The National - News

Iran made me sign false confession to be freed, says Zaghari-Ratcliffe

- PAUL PEACHEY

Nazanin Zaghari-Ratcliffe says she was forced to sign a false confession in front of a UK government witness before she was allowed to leave Iran after being kept there for six years on fabricated charges of attempting to overthrow the regime.

The British-Iranian dual citizen told the BBC the act was captured on camera by Iran at Baghdad Internatio­nal Airport and she expected the pictures to be used against her.

She was freed along with Anoosheh Ashoori, another British-Iranian, after the UK paid a decades-old $523 million debt to Tehran over an arms deal that was aborted after the 1979 revolution.

The charity worker said she was taken to the airport by Iran’s Islamic Revolution­ary Guard Corps without seeing her parents in March when she was due to be freed.

“Instead I was made to sign the forced confession at the airport in the presence of the British government,” Ms Zaghari-Ratcliffe said.

“They told me that ‘you won’t be able to get on the plane’. And I knew that was like a last-minute game because … they told me that they had been given the money.

“So what is the point of making me sign a piece of paper which is incorrect? It’s a false confession.”

She said a British official was there when the document was signed.

“The whole thing of me signing the forced confession was filmed,” Ms Zaghari-Ratcliffe said.

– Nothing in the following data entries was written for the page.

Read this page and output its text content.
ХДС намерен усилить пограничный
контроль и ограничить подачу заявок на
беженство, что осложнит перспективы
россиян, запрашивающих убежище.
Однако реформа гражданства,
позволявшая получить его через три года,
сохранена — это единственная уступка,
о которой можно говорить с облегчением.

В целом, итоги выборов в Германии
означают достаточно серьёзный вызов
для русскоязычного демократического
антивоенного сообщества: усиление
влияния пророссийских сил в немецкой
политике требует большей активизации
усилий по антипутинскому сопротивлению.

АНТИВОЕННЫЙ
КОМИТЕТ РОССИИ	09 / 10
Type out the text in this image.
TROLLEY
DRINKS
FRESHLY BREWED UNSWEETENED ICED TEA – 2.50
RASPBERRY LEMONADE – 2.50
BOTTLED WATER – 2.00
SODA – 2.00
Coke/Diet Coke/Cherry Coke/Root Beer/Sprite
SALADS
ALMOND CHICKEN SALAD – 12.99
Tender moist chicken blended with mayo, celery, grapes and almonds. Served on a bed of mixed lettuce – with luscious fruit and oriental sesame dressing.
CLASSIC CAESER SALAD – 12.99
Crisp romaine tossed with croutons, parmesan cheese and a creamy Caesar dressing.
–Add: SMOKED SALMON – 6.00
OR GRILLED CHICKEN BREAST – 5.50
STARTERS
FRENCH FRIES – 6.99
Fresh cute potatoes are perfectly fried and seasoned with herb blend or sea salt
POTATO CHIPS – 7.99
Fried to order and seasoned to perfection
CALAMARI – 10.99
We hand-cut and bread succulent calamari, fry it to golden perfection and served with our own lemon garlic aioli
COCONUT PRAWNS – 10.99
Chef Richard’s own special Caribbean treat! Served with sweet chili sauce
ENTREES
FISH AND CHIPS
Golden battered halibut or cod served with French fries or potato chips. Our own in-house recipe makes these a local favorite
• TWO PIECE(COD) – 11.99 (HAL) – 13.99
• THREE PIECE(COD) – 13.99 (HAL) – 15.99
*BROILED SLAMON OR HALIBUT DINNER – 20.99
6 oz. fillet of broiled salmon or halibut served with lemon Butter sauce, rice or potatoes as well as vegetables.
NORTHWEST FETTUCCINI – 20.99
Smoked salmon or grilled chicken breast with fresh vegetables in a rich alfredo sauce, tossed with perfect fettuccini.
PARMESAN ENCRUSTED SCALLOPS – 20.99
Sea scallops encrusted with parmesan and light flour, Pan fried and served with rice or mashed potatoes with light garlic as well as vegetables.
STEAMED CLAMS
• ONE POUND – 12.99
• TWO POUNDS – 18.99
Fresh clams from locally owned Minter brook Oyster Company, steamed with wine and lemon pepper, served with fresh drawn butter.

“It’s a tool. So I’m sure they will show that some day.”

Her husband, Richard Ratcliffe, this month alluded to “mistakes made at the end” of her ordeal in Iran.

Speaking after his wife’s first meeting with UK Prime Minister Boris Johnson since her release, Mr Ratcliffe said: “I think there are lessons to learn; there is a wider problem.

“We talked about the mistakes made at the end. It was rough at the end and I think, when Nazanin is ready to talk about it, that is something that we need to go through.”